Find out which apps track both calories eaten and exercise burned in one place. We compare integrated all-in-one apps vs pairing separate nutrition and fitness apps.

The fundamental equation behind every weight management approach is energy balance: calories consumed minus calories burned. Yet many people track these two numbers in completely separate apps — a food diary in one place, exercise in another — and never see the unified picture that actually determines whether they are gaining, losing, or maintaining weight.
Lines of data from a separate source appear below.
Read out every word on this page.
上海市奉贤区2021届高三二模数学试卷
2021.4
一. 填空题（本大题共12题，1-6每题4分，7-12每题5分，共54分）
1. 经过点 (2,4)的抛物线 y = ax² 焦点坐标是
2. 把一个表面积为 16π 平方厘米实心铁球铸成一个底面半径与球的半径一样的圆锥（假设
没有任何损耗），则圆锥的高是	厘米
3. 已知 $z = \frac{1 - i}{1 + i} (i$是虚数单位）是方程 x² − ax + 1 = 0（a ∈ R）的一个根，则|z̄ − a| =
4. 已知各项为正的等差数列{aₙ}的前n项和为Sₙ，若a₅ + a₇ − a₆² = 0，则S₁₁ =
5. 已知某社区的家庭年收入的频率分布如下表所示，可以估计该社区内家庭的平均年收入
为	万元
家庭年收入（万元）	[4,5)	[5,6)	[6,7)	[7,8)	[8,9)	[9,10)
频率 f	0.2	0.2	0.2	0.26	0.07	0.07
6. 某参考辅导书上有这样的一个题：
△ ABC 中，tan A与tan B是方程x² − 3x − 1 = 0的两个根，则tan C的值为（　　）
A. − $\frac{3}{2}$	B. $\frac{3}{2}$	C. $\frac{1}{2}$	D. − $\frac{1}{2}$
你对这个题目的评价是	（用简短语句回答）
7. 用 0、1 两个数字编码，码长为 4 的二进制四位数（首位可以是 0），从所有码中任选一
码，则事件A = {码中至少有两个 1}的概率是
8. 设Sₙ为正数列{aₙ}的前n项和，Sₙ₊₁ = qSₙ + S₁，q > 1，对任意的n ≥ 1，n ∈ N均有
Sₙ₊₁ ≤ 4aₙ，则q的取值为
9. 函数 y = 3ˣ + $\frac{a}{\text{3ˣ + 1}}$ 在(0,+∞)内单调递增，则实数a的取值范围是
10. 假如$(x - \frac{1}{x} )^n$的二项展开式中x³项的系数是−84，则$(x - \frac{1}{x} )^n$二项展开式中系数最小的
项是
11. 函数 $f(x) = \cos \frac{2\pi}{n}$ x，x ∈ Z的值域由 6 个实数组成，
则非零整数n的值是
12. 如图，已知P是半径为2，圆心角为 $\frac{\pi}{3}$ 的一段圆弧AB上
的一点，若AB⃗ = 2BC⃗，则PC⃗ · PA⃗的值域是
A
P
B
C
The good news is that in 2026, several apps can track both nutrition and exercise in a single interface, and even more can combine this data by syncing between specialized apps. The question is not whether you can do it, but which approach works best.

This guide compares the leading options for unified calorie-in/calorie-out tracking, explains how exercise calorie import works, and addresses the eternal question of whether you should eat back your exercise calories.

Understanding Calorie Balance: The Basics

Before comparing apps, it helps to understand the core concept:

Calories In = everything you eat and drink throughout the day. This is tracked through food logging — manual entry, barcode scanning, photo recognition, or voice logging.

Calories Out = your total daily energy expenditure (TDEE), which consists of three components:

  • Basal Metabolic Rate (BMR): Calories burned just existing — breathing, circulating blood, maintaining body temperature. This accounts for 60-70% of total expenditure for most people.
  • Thermic Effect of Food (TEF): Calories burned digesting food, roughly 10% of calorie intake.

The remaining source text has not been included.